Se afinal até os adultos estão em constante construção a partir da convivência com as pessoas, porque não, então, preservar e estar alerta ao entorno da criança, que a cada dia surpreende com algo novo? Para Salete Anderle estaremos, assim, diante de uma troca, onde o adulto oferece o ambiente e a criança devolve em aprendizado.
— É preciso ser mediador e ter flexibilidade mental para permitir, naquilo que é possível, que a criança faça do seu jeito. O aprender está ligado a memorização, não tem como tirar deles a tecnologia, porque ela é fabulosa, mas é preciso dosar o assistir com o fazer.
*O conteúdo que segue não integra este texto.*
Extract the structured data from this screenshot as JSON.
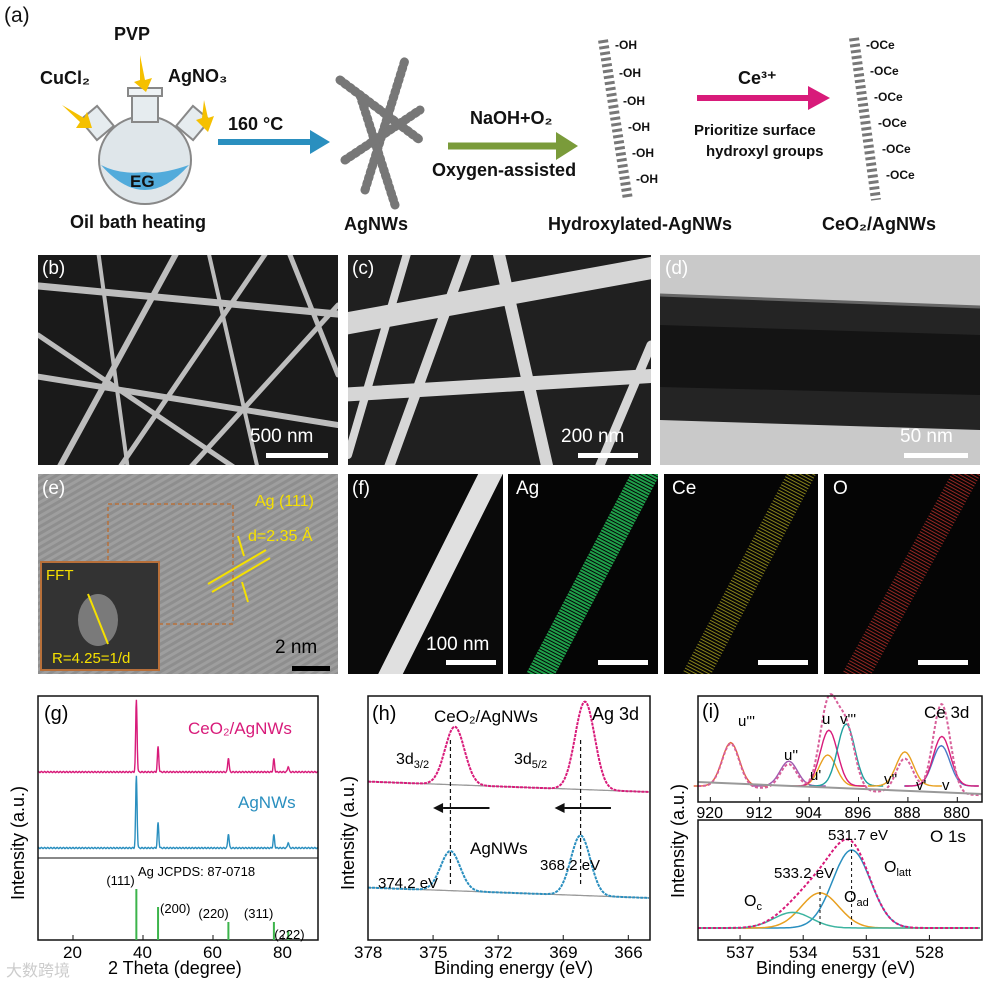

O mundo virtual é um mundo mágico, mas o mundo real exige pensamento e autorregulação de emoções, é preciso colocá-los também nessas situações — ensina.
Ensino bilíngue facilita o raciocínio lógico
A valorização da autonomia da criança é vista de perto em escolas bilíngues que proporcionam o contato com outra língua, que se não a materna, a partir dos 18 meses. Com professoras que conversam em inglês, crianças no auge da sua plasticidade cerebral chegam ao período de alfabetização com o idioma já familiarizado e pronto para ser explorado também por meio da escrita.
Para além das vantagens de dominar a língua estrangeira, ser alfabetizado em dois idiomas é, para a psicopedagoga Roberta Rauch, da escola Maple Bear, no bairro Santa Catarina, em Caxias, uma forma de desenvolver o raciocínio lógico e a tomada de decisões.
— Eles não compreendem desde o início o que está sendo dito, mas com linguagem visual passam a entender o universo da língua estrangeira. A criança que tem essa oportunidade de imersão consegue desenvolver muitas habilidades de forma mais tranquila. Quem aprende o inglês mais tarde, por exemplo, tem um esforço maior para traduzir, diferente da criança que faz no automático — explica.
Programe-se
A partir de 29 de junho, Caxias recebe dois eventos voltados à educação de crianças e direcionados a pais e educadores. Confira:
- Organizado pela psiquiatra Cristina Conte e pela psicóloga Daiane Gava, o “Quem ama, se orienta” tem extensa programação com quatro encontros para pais (29/06, 03/08, 09/11 e 07/12). Profissionais discutirão práticas clínicas sobre transtornos da infância nos dias 31 de agosto e 16 de setembro. A programação ainda inclui capacitação para professores nos dias 21 e 28 de outubro. As inscrições podem ser feitas pelo linktree, no perfil @projetoseorienta do Instagram.
- No dia 1º de julho, o Sindicato das Instituições Pré-Escolares Particulares de Caxias do Sul (Sinpré) realiza o 1º Simpósio de Educação Infantil. O evento que discutirá saúde mental e emocional na primeira infância traz os psiquiatras Felipe Kalil e Thiago Rocha. O simpósio ocorre no Teatro São Carlos, a partir das 9h, e tem custo de R$ 65. Ingressos pelo Sympla.